Thank you, I will take a look at this "HP Lefthand" but I will prefer something more custom and indipendent

This is how I'm set up. Well, minus the IB. The problem is, AFAIK, you can't have DirectPath on a FT VM. So you end up with an ESXi host that's a single point of failure. vSAN (or similar) is a superior solution.
The VM in FT mode will be the one used for exporting the storage to esxi and this one does not need any direct path hw, just needs to recover asap if the node where is located became unavailable.
The storage VMs, with all the stuff in passthrough, will not be HA-protected, of course.
 

voodooFX

Active Member
Jan 26, 2014
247
52
28
Yesterday I did some tests
First of all, in the original idea there was a design error: the third VM, the one supposed to be protected by HA+FT and exporting the FS for esxi needs to run on a shared storage, which is also what it should provide, so how do you run on something you have to provide? :D

removed this VM from the design, I created two VM, one on each esxi-node (on local, single 500GB WD RE4) and installed glusterfs.
The install process was easy and worked pretty smoothly and in 10min I was able to mount the gfs volume via NFS.
After that I installed corosync, pacemaker and pcs, I created a cluster and a virtual IP and I'm now able to mount the NFS vol through the vIP but if the first node goes down the share become unavailable.
I'm now to pacemaker so I'm not sure if I have to specify somewhere I want to monitor the NFS service?
Performance was also terrible (~10MB/s seq.) but I think it's normal since I was using a single 1G connection for everything and two single 7200rpm drives...
 

dswartz

Active Member
Jul 14, 2011
610
79
28
You don't need to use a clustered FS here.
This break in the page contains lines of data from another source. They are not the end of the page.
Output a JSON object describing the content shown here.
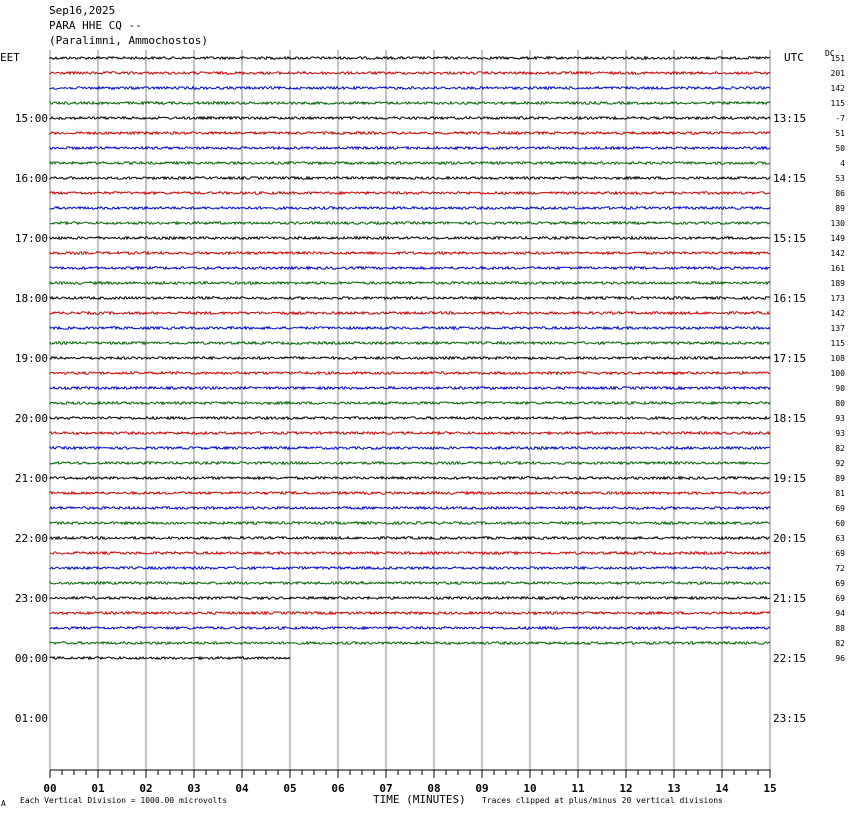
{
  "header": {
    "date": "Sep16,2025",
    "station": "PARA HHE CQ --",
    "location": "(Paralimni, Ammochostos)"
  },
  "chart_data": {
    "type": "line",
    "title": "",
    "left_timezone": "EET",
    "right_timezone": "UTC",
    "dc_label": "DC",
    "xlabel": "TIME (MINUTES)",
    "x_ticks": [
      "00",
      "01",
      "02",
      "03",
      "04",
      "05",
      "06",
      "07",
      "08",
      "09",
      "10",
      "11",
      "12",
      "13",
      "14",
      "15"
    ],
    "xlim": [
      0,
      15
    ],
    "left_hour_labels": [
      "15:00",
      "16:00",
      "17:00",
      "18:00",
      "19:00",
      "20:00",
      "21:00",
      "22:00",
      "23:00",
      "00:00",
      "01:00"
    ],
    "right_hour_labels": [
      "13:15",
      "14:15",
      "15:15",
      "16:15",
      "17:15",
      "18:15",
      "19:15",
      "20:15",
      "21:15",
      "22:15",
      "23:15"
    ],
    "trace_colors": [
      "#000000",
      "#cc0000",
      "#0000cc",
      "#006600"
    ],
    "dc_offsets": [
      151,
      201,
      142,
      115,
      -7,
      51,
      50,
      4,
      53,
      86,
      89,
      130,
      149,
      142,
      161,
      189,
      173,
      142,
      137,
      115,
      108,
      100,
      90,
      80,
      93,
      93,
      82,
      92,
      89,
      81,
      69,
      60,
      63,
      69,
      72,
      69,
      69,
      94,
      88,
      82,
      96
    ],
    "traces_complete": 40,
    "last_trace_minutes": 5,
    "footer_left": "Each Vertical Division = 1000.00 microvolts",
    "footer_right": "Traces clipped at plus/minus 20 vertical divisions",
    "corner_mark": "A"
  }
}
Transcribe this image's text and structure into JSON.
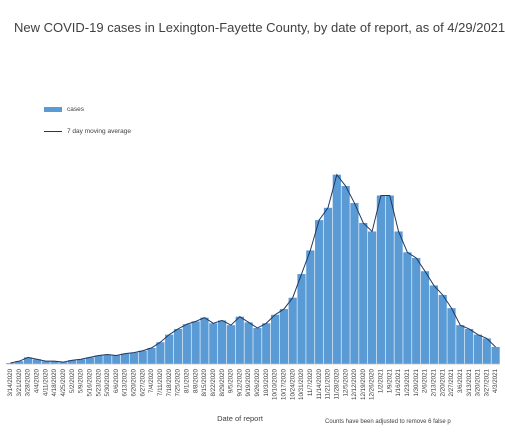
{
  "chart_data": {
    "type": "bar",
    "title": "New COVID-19 cases in Lexington-Fayette County, by date of report, as of 4/29/2021",
    "xlabel": "Date of report",
    "ylabel": "",
    "ylim": [
      0,
      300
    ],
    "grid": false,
    "legend_position": "upper-left",
    "note": "Counts have been adjusted to remove 6 false p",
    "tick_labels": [
      "3/14/2020",
      "3/21/2020",
      "3/28/2020",
      "4/4/2020",
      "4/11/2020",
      "4/18/2020",
      "4/25/2020",
      "5/2/2020",
      "5/9/2020",
      "5/16/2020",
      "5/23/2020",
      "5/30/2020",
      "6/6/2020",
      "6/13/2020",
      "6/20/2020",
      "6/27/2020",
      "7/4/2020",
      "7/11/2020",
      "7/18/2020",
      "7/25/2020",
      "8/1/2020",
      "8/8/2020",
      "8/15/2020",
      "8/22/2020",
      "8/29/2020",
      "9/5/2020",
      "9/12/2020",
      "9/19/2020",
      "9/26/2020",
      "10/3/2020",
      "10/10/2020",
      "10/17/2020",
      "10/24/2020",
      "10/31/2020",
      "11/7/2020",
      "11/14/2020",
      "11/21/2020",
      "11/28/2020",
      "12/5/2020",
      "12/12/2020",
      "12/19/2020",
      "12/26/2020",
      "1/2/2021",
      "1/9/2021",
      "1/16/2021",
      "1/23/2021",
      "1/30/2021",
      "2/6/2021",
      "2/13/2021",
      "2/20/2021",
      "2/27/2021",
      "3/6/2021",
      "3/13/2021",
      "3/20/2021",
      "3/27/2021",
      "4/3/2021"
    ],
    "series": [
      {
        "name": "cases",
        "kind": "bar",
        "color": "#5b9bd5",
        "weekly_values": [
          1,
          3,
          7,
          5,
          3,
          3,
          2,
          4,
          5,
          7,
          9,
          10,
          9,
          11,
          12,
          14,
          17,
          23,
          31,
          37,
          42,
          45,
          49,
          43,
          46,
          41,
          50,
          44,
          38,
          43,
          52,
          58,
          70,
          95,
          120,
          152,
          165,
          200,
          188,
          170,
          149,
          140,
          178,
          178,
          140,
          118,
          112,
          98,
          83,
          73,
          59,
          41,
          37,
          31,
          27,
          18
        ]
      },
      {
        "name": "7 day moving average",
        "kind": "line",
        "color": "#1f3864",
        "weekly_values": [
          1,
          3,
          7,
          5,
          3,
          3,
          2,
          4,
          5,
          7,
          9,
          10,
          9,
          11,
          12,
          14,
          17,
          23,
          31,
          37,
          42,
          45,
          49,
          43,
          46,
          41,
          50,
          44,
          38,
          43,
          52,
          58,
          70,
          95,
          120,
          152,
          165,
          200,
          188,
          170,
          149,
          140,
          178,
          178,
          140,
          118,
          112,
          98,
          83,
          73,
          59,
          41,
          37,
          31,
          27,
          18
        ]
      }
    ]
  }
}
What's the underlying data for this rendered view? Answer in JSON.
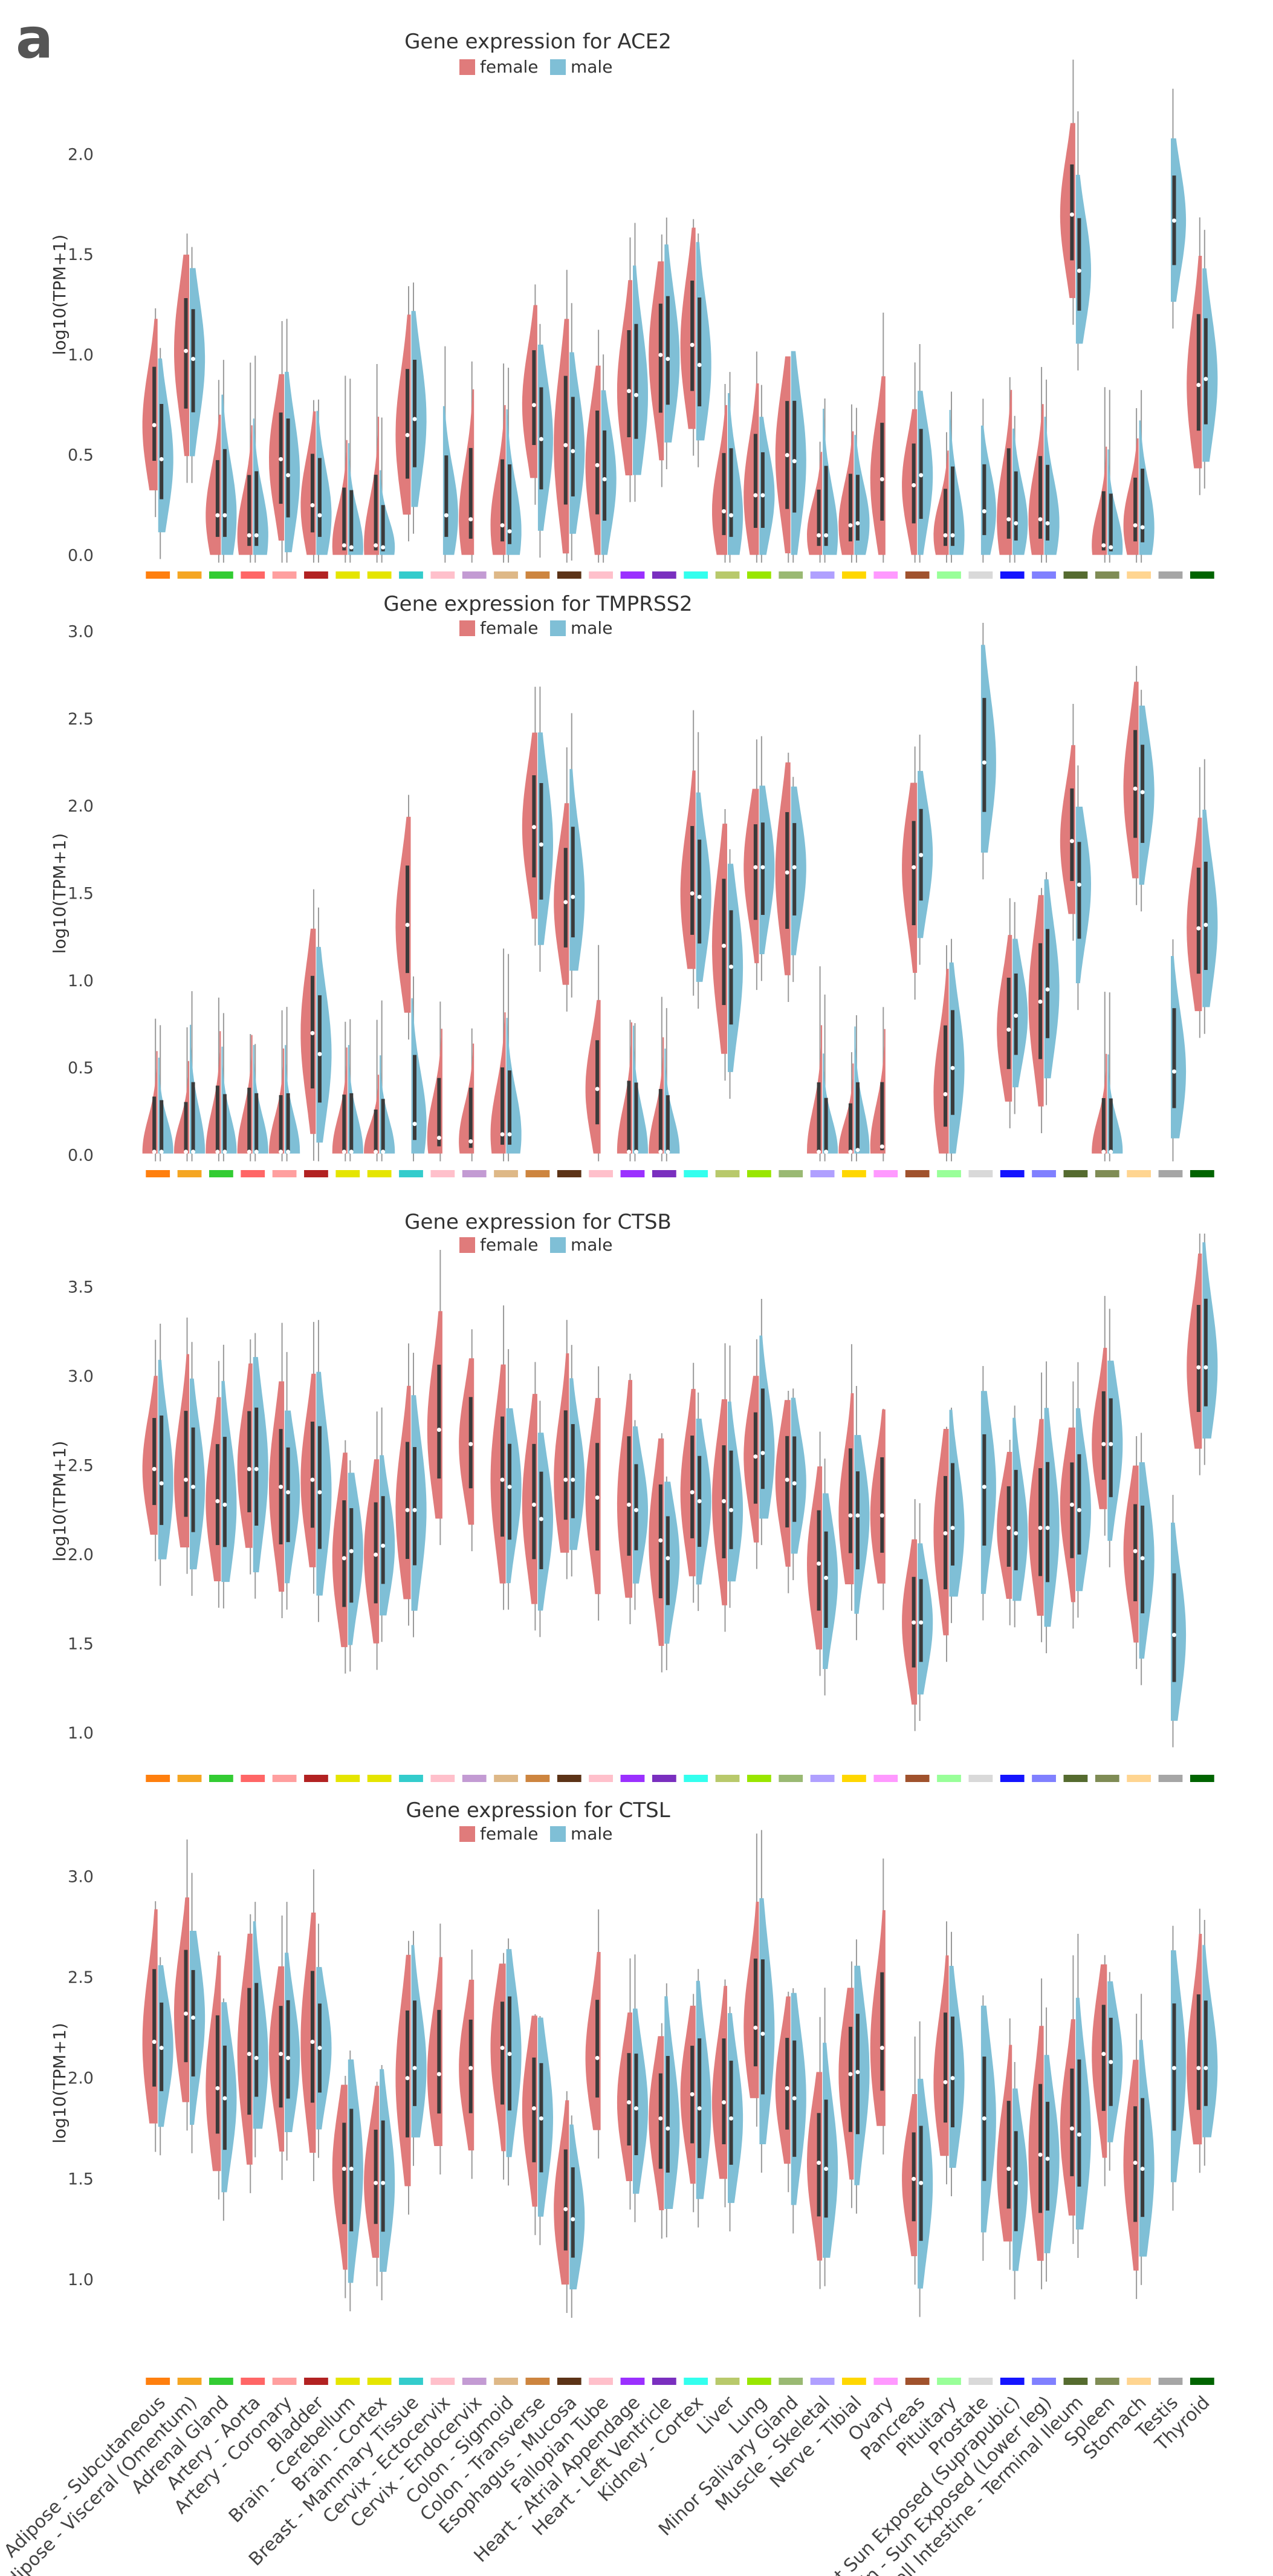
{
  "panel_label": "a",
  "colors": {
    "female": "#e07b7b",
    "male": "#7fbfd6",
    "tissue_colors": [
      "#ff7f0e",
      "#f5a623",
      "#33cc33",
      "#ff6666",
      "#ff9f9f",
      "#b22222",
      "#e5e500",
      "#e5e500",
      "#33cccc",
      "#ffc0cb",
      "#c39bd3",
      "#deb887",
      "#cd853f",
      "#5c3317",
      "#ffc0cb",
      "#9b30ff",
      "#7a2fbf",
      "#33ffee",
      "#b8c96b",
      "#99e600",
      "#9ab973",
      "#b0a0ff",
      "#ffd700",
      "#ff99ff",
      "#a0522d",
      "#99ff99",
      "#d9d9d9",
      "#1414ff",
      "#8080ff",
      "#556b2f",
      "#7f8c55",
      "#ffd591",
      "#a6a6a6",
      "#006400"
    ]
  },
  "legend": {
    "female": "female",
    "male": "male"
  },
  "tissues": [
    "Adipose - Subcutaneous",
    "Adipose - Visceral (Omentum)",
    "Adrenal Gland",
    "Artery - Aorta",
    "Artery - Coronary",
    "Bladder",
    "Brain - Cerebellum",
    "Brain - Cortex",
    "Breast - Mammary Tissue",
    "Cervix - Ectocervix",
    "Cervix - Endocervix",
    "Colon - Sigmoid",
    "Colon - Transverse",
    "Esophagus - Mucosa",
    "Fallopian Tube",
    "Heart - Atrial Appendage",
    "Heart - Left Ventricle",
    "Kidney - Cortex",
    "Liver",
    "Lung",
    "Minor Salivary Gland",
    "Muscle - Skeletal",
    "Nerve - Tibial",
    "Ovary",
    "Pancreas",
    "Pituitary",
    "Prostate",
    "Skin - Not Sun Exposed (Suprapubic)",
    "Skin - Sun Exposed (Lower leg)",
    "Small Intestine - Terminal Ileum",
    "Spleen",
    "Stomach",
    "Testis",
    "Thyroid"
  ],
  "chart_data": [
    {
      "type": "violin",
      "title": "Gene expression for ACE2",
      "ylabel": "log10(TPM+1)",
      "ylim": [
        -0.05,
        2.65
      ],
      "yticks": [
        "0.0",
        "0.5",
        "1.0",
        "1.5",
        "2.0"
      ],
      "series": [
        {
          "name": "female",
          "medians": [
            0.65,
            1.02,
            0.2,
            0.1,
            0.48,
            0.25,
            0.05,
            0.05,
            0.6,
            null,
            0.18,
            0.15,
            0.75,
            0.55,
            0.45,
            0.82,
            1.0,
            1.05,
            0.22,
            0.3,
            0.5,
            0.1,
            0.15,
            0.38,
            0.35,
            0.1,
            null,
            0.18,
            0.18,
            1.7,
            0.05,
            0.15,
            null,
            0.85
          ]
        },
        {
          "name": "male",
          "medians": [
            0.48,
            0.98,
            0.2,
            0.1,
            0.4,
            0.2,
            0.04,
            0.04,
            0.68,
            0.2,
            null,
            0.12,
            0.58,
            0.52,
            0.38,
            0.8,
            0.98,
            0.95,
            0.2,
            0.3,
            0.47,
            0.1,
            0.16,
            null,
            0.4,
            0.1,
            0.22,
            0.16,
            0.16,
            1.42,
            0.04,
            0.14,
            1.67,
            0.88
          ]
        }
      ]
    },
    {
      "type": "violin",
      "title": "Gene expression for TMPRSS2",
      "ylabel": "log10(TPM+1)",
      "ylim": [
        -0.05,
        3.05
      ],
      "yticks": [
        "0.0",
        "0.5",
        "1.0",
        "1.5",
        "2.0",
        "2.5",
        "3.0"
      ],
      "series": [
        {
          "name": "female",
          "medians": [
            0.02,
            0.02,
            0.02,
            0.02,
            0.02,
            0.7,
            0.02,
            0.02,
            1.32,
            0.1,
            0.08,
            0.12,
            1.88,
            1.45,
            0.38,
            0.02,
            0.02,
            1.5,
            1.2,
            1.65,
            1.62,
            0.02,
            0.02,
            0.05,
            1.65,
            0.35,
            null,
            0.72,
            0.88,
            1.8,
            0.02,
            2.1,
            null,
            1.3
          ]
        },
        {
          "name": "male",
          "medians": [
            0.02,
            0.02,
            0.02,
            0.02,
            0.02,
            0.58,
            0.02,
            0.02,
            0.18,
            null,
            null,
            0.12,
            1.78,
            1.48,
            null,
            0.02,
            0.02,
            1.48,
            1.08,
            1.65,
            1.65,
            0.02,
            0.03,
            null,
            1.72,
            0.5,
            2.25,
            0.8,
            0.95,
            1.55,
            0.02,
            2.08,
            0.48,
            1.32
          ]
        }
      ]
    },
    {
      "type": "violin",
      "title": "Gene expression for CTSB",
      "ylabel": "log10(TPM+1)",
      "ylim": [
        0.8,
        3.8
      ],
      "yticks": [
        "1.0",
        "1.5",
        "2.0",
        "2.5",
        "3.0",
        "3.5"
      ],
      "series": [
        {
          "name": "female",
          "medians": [
            2.48,
            2.42,
            2.3,
            2.48,
            2.38,
            2.42,
            1.98,
            2.0,
            2.25,
            2.7,
            2.62,
            2.42,
            2.28,
            2.42,
            2.32,
            2.28,
            2.08,
            2.35,
            2.3,
            2.55,
            2.42,
            1.95,
            2.22,
            2.22,
            1.62,
            2.12,
            null,
            2.15,
            2.15,
            2.28,
            2.62,
            2.02,
            null,
            3.05
          ]
        },
        {
          "name": "male",
          "medians": [
            2.4,
            2.38,
            2.28,
            2.48,
            2.35,
            2.35,
            2.02,
            2.05,
            2.25,
            null,
            null,
            2.38,
            2.2,
            2.42,
            null,
            2.25,
            1.98,
            2.3,
            2.25,
            2.57,
            2.4,
            1.87,
            2.22,
            null,
            1.62,
            2.15,
            2.38,
            2.12,
            2.15,
            2.25,
            2.62,
            1.98,
            1.55,
            3.05
          ]
        }
      ]
    },
    {
      "type": "violin",
      "title": "Gene expression for CTSL",
      "ylabel": "log10(TPM+1)",
      "ylim": [
        0.55,
        3.4
      ],
      "yticks": [
        "1.0",
        "1.5",
        "2.0",
        "2.5",
        "3.0"
      ],
      "series": [
        {
          "name": "female",
          "medians": [
            2.18,
            2.32,
            1.95,
            2.12,
            2.12,
            2.18,
            1.55,
            1.48,
            2.0,
            2.02,
            2.05,
            2.15,
            1.85,
            1.35,
            2.1,
            1.88,
            1.8,
            1.92,
            1.88,
            2.25,
            1.95,
            1.58,
            2.02,
            2.15,
            1.5,
            1.98,
            null,
            1.55,
            1.62,
            1.75,
            2.12,
            1.58,
            null,
            2.05
          ]
        },
        {
          "name": "male",
          "medians": [
            2.15,
            2.3,
            1.9,
            2.1,
            2.1,
            2.15,
            1.55,
            1.48,
            2.05,
            null,
            null,
            2.12,
            1.8,
            1.3,
            null,
            1.85,
            1.75,
            1.85,
            1.8,
            2.22,
            1.9,
            1.55,
            2.03,
            null,
            1.48,
            2.0,
            1.8,
            1.48,
            1.6,
            1.72,
            2.08,
            1.55,
            2.05,
            2.05
          ]
        }
      ]
    }
  ]
}
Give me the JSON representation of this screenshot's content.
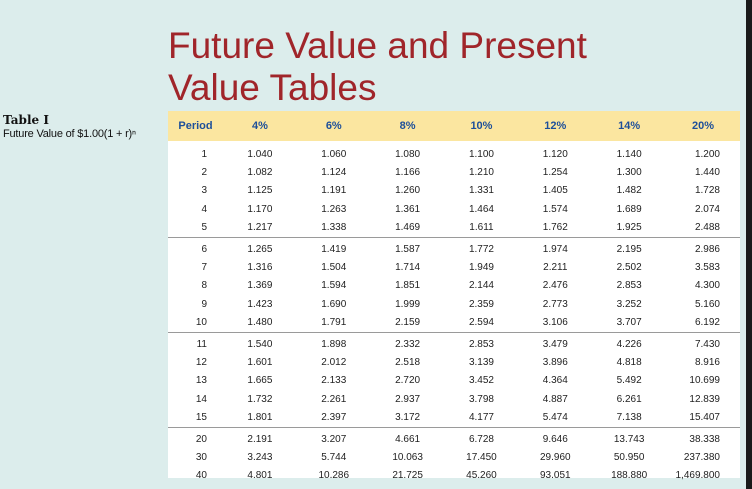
{
  "title": {
    "line1": "Future Value and Present",
    "line2": "Value Tables"
  },
  "table": {
    "label": "Table I",
    "caption": "Future Value of $1.00(1 + r)ⁿ",
    "columns": [
      "Period",
      "4%",
      "6%",
      "8%",
      "10%",
      "12%",
      "14%",
      "20%"
    ],
    "rows": [
      [
        "1",
        "1.040",
        "1.060",
        "1.080",
        "1.100",
        "1.120",
        "1.140",
        "1.200"
      ],
      [
        "2",
        "1.082",
        "1.124",
        "1.166",
        "1.210",
        "1.254",
        "1.300",
        "1.440"
      ],
      [
        "3",
        "1.125",
        "1.191",
        "1.260",
        "1.331",
        "1.405",
        "1.482",
        "1.728"
      ],
      [
        "4",
        "1.170",
        "1.263",
        "1.361",
        "1.464",
        "1.574",
        "1.689",
        "2.074"
      ],
      [
        "5",
        "1.217",
        "1.338",
        "1.469",
        "1.611",
        "1.762",
        "1.925",
        "2.488"
      ],
      [
        "6",
        "1.265",
        "1.419",
        "1.587",
        "1.772",
        "1.974",
        "2.195",
        "2.986"
      ],
      [
        "7",
        "1.316",
        "1.504",
        "1.714",
        "1.949",
        "2.211",
        "2.502",
        "3.583"
      ],
      [
        "8",
        "1.369",
        "1.594",
        "1.851",
        "2.144",
        "2.476",
        "2.853",
        "4.300"
      ],
      [
        "9",
        "1.423",
        "1.690",
        "1.999",
        "2.359",
        "2.773",
        "3.252",
        "5.160"
      ],
      [
        "10",
        "1.480",
        "1.791",
        "2.159",
        "2.594",
        "3.106",
        "3.707",
        "6.192"
      ],
      [
        "11",
        "1.540",
        "1.898",
        "2.332",
        "2.853",
        "3.479",
        "4.226",
        "7.430"
      ],
      [
        "12",
        "1.601",
        "2.012",
        "2.518",
        "3.139",
        "3.896",
        "4.818",
        "8.916"
      ],
      [
        "13",
        "1.665",
        "2.133",
        "2.720",
        "3.452",
        "4.364",
        "5.492",
        "10.699"
      ],
      [
        "14",
        "1.732",
        "2.261",
        "2.937",
        "3.798",
        "4.887",
        "6.261",
        "12.839"
      ],
      [
        "15",
        "1.801",
        "2.397",
        "3.172",
        "4.177",
        "5.474",
        "7.138",
        "15.407"
      ],
      [
        "20",
        "2.191",
        "3.207",
        "4.661",
        "6.728",
        "9.646",
        "13.743",
        "38.338"
      ],
      [
        "30",
        "3.243",
        "5.744",
        "10.063",
        "17.450",
        "29.960",
        "50.950",
        "237.380"
      ],
      [
        "40",
        "4.801",
        "10.286",
        "21.725",
        "45.260",
        "93.051",
        "188.880",
        "1,469.800"
      ]
    ],
    "group_starts": [
      0,
      5,
      10,
      15
    ]
  },
  "colors": {
    "background": "#dcedec",
    "title": "#a0252a",
    "header_bg": "#fbe6a0",
    "header_text": "#1d4f9a"
  }
}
I am using ZFS. I have a resource for the zfs pool (which I got from an inactive HA solution someone did using OmniOS). Also a resource for a virtual IP. The latter depends on the former, so if the active node fails, pacemaker will forcibly import the pool on the second node and then active the virtual IP, making it visible via NFS. Works fine. I do actually have 3 nodes - the primary storage node is running centos7/ZFS bare-metal, but the backup storage node is a centos7/ZFS on the backup HA ESXi node (I did this so I could use all of the 32MB on the primary storage node for ARC). I shouldn't think you'd need to use ZFS here - pacemaker *should* work with any supported non-clustered FS.
 
  • Like
Reactions: Patrick

JonathanS

New Member
Mar 24, 2015
1
0
1
34
If you’re not happy with Windows because of licensing fees you can easily use free Hyper-V as a core OS to run StarWind on top of it ether bare metal or inside Virtual Machine. Works like a charm! Agree with mrkrad – there are not so many free products doing this.